Back in 2001, at the Institute of Contemporary Arts in London, the great, late Ken Campbell, the writer, director and improviser, laid out his vision for how he would run the National Theatre, complete with daily entertainment for children and family audiences, magicians in the bar, Ken Dodd and huskies on the main stage (not at the same time) and Jim Carrey playing Hamlet. Apart from much increased provision for children and family audiences, not a great deal of what Campbell proposed has come to pass, and perhaps we should all be truly thankful that Nicholas Hytner, the theatre's current artistic director, has saved us from Jim Carrey's great Dane.

But Campbell's view bears some consideration, as do other alternative views of what our NT can and might be and mean, as the NT faces up to its next 50 years with an artistic director designate, Rufus Norris, who takes over in April 2015. Unlike the other shortlist candidates, Norris is very much an NT insider who plenty of people saw as a shoo-in. He may not have run the building yet, but he is steeped in the NT's existing culture.
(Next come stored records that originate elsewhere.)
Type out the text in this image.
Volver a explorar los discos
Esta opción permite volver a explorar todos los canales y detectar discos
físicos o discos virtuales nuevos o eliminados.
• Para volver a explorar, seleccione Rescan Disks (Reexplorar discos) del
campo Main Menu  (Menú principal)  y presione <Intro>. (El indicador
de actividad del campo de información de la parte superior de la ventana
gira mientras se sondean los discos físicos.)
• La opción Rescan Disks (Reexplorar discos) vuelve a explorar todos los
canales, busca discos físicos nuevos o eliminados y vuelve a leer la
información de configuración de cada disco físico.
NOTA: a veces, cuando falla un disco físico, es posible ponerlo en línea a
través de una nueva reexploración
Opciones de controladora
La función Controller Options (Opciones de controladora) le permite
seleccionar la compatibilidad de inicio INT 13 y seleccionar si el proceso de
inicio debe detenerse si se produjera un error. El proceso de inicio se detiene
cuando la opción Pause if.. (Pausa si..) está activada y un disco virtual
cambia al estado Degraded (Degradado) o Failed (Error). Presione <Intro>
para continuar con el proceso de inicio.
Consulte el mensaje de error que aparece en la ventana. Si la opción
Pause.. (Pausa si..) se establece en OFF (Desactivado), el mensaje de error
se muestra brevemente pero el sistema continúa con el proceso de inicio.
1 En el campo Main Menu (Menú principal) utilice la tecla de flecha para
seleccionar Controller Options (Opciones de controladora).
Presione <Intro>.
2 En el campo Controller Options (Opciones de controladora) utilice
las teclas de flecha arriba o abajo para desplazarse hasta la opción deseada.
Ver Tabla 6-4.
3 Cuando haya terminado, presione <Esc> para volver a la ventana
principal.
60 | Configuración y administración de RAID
There are testing times ahead. Barely had the celebratory 50th anniversary bunting been stored, and the strains of Judi Dench singing Send in the Clowns faded, than questions started to be raised more loudly than ever about the remit of the National, the place it occupies in theatre ecology, and how it can more truly live up to its name. The writer Sam Potter has pointed to the under-representation of women at the NT, and this weekend the critic Fiona Mountford expressed doubts—despite the success of NT Live—about whether the NT was fulfilling its remit by reaching all the parts of the country, not merely audiences within easy reach of London's culturally rich South Bank.